D'autres problèmes d'envergure ont condamné la rénovation du stade : 

- La profondeur des rangées dans l'ensemble du stade ne correspond pas au minimum imposée par l'UEFA, soit 80 centimètres. Au Roi Baudouin, elle s'élève à 70 centimètres pour la première couronne, à 75 centimètre pour la seconde couronne.

- L'espace de circulation sur le pourtour des tribunes est d'au moins 20% trop faible par rapport aux exigences de l'UEFA.

- L'orientation du terrain diffère de 38 degrés par rapport aux 15 degrés d'orientation Nord-Sud imposés par l'UEFA

Pourquoi Grimbergen ?

Le choix d'installer l'Eurostadium sur parking C, en territoire flamand, n'était pas le premier choix de la Ville de Bruxelles. Avec la Région, plusieurs sites avaient été analysés. Citons pour l'exemple Bruxelles-Formation, certains terrains le long du canal ou l'ancien site de l'Otan, etc. Mais il fallait entrer dans l'agenda de l'Euro 2020. Soutenue par l'Etat fédéral, la Région flamande, la Région bruxelloise et la Ville de Bruxelles, la Fédération belge de football avait porté sa candidature pour l'accueil d'un ou plusieurs matches.
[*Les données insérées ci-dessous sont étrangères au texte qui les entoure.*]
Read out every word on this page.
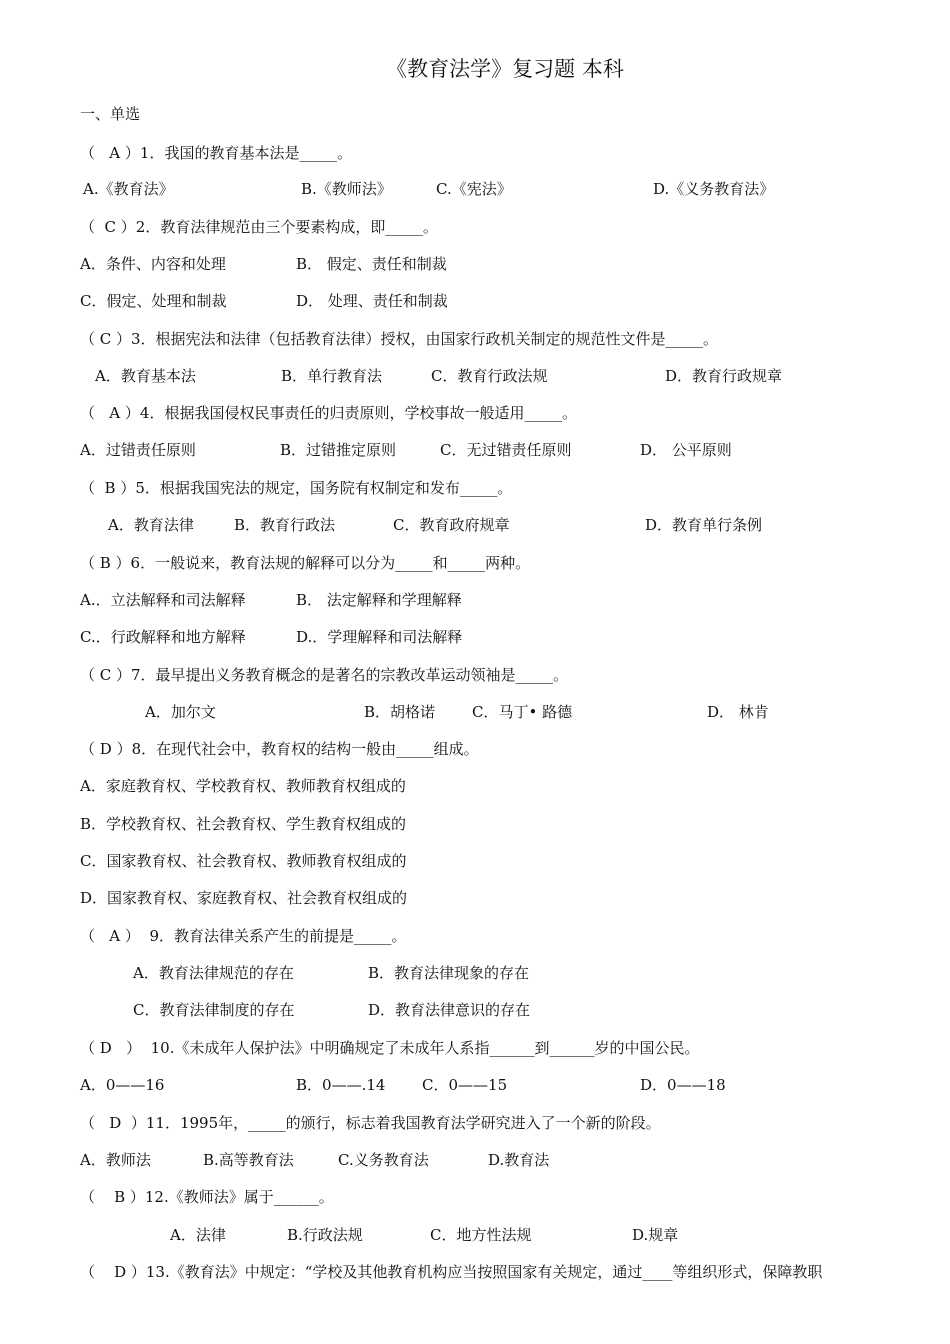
《教育法学》复习题 本科
一、单选
（   A ）1．我国的教育基本法是_____。
A.《教育法》	B.《教师法》	C.《宪法》	D.《义务教育法》
（  C ）2．教育法律规范由三个要素构成，即_____。
A．条件、内容和处理	B． 假定、责任和制裁
C．假定、处理和制裁	D． 处理、责任和制裁
（ C ）3．根据宪法和法律（包括教育法律）授权，由国家行政机关制定的规范性文件是_____。
A．教育基本法	B．单行教育法	C．教育行政法规	D．教育行政规章
（   A ）4．根据我国侵权民事责任的归责原则，学校事故一般适用_____。
A．过错责任原则	B．过错推定原则	C．无过错责任原则	D． 公平原则
（  B ）5．根据我国宪法的规定，国务院有权制定和发布_____。
A．教育法律	B．教育行政法	C．教育政府规章	D．教育单行条例
（ B ）6．一般说来，教育法规的解释可以分为_____和_____两种。
A.．立法解释和司法解释	B． 法定解释和学理解释
C.．行政解释和地方解释	D.．学理解释和司法解释
（ C ）7．最早提出义务教育概念的是著名的宗教改革运动领袖是_____。
A．加尔文	B．胡格诺 C．马丁• 路德	D． 林肯
（ D ）8．在现代社会中，教育权的结构一般由_____组成。
A．家庭教育权、学校教育权、教师教育权组成的
B．学校教育权、社会教育权、学生教育权组成的
C．国家教育权、社会教育权、教师教育权组成的
D．国家教育权、家庭教育权、社会教育权组成的
（   A ）  9．教育法律关系产生的前提是_____。
A．教育法律规范的存在	B．教育法律现象的存在
C．教育法律制度的存在	D．教育法律意识的存在
（ D   ）  10.《未成年人保护法》中明确规定了未成年人系指______到______岁的中国公民。
A．0——16	B．0——.14 C．0——15	D．0——18
（   D  ）11．1995年，_____的颁行，标志着我国教育法学研究进入了一个新的阶段。
A．教师法	B.高等教育法	C.义务教育法	D.教育法
（    B ）12.《教师法》属于______。
A．法律	B.行政法规	C．地方性法规	D.规章
（    D ）13.《教育法》中规定：“学校及其他教育机构应当按照国家有关规定，通过____等组织形式，保障教职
Seul le site du parking C du Heysel remplissait les conditions nécessaires à la construction d'un stade aux normes UEFA dans les temps.

Un coût d'entretien exorbitant

Chaque année, la Ville de Bruxelles dépense un peu plus de deux millions d'euros pour pour assurer les frais de fonctionnement, d'entretien et de rénovation du stade Roi Baudouin. En pure perte puisque ce stade n'est plus aux normes UEFA depuis des lustres (il bénéficie d'une dérogation). Cette somme, la Ville de Bruxelles a décidé de l'engager dans l'exploitation du nouveau stade. Son objectif : tirer des bénéfices en terme de visibilité via une présence garantie sur les lieux, un droit de regard sur les manifestations organisées par l'opérateur privé; mais aussi mettre de stade à disposition des jeunes Bruxellois tant pour son utilisation lors d'événements particuliers ou via des places pour les clubs locaux lors de matches, etc.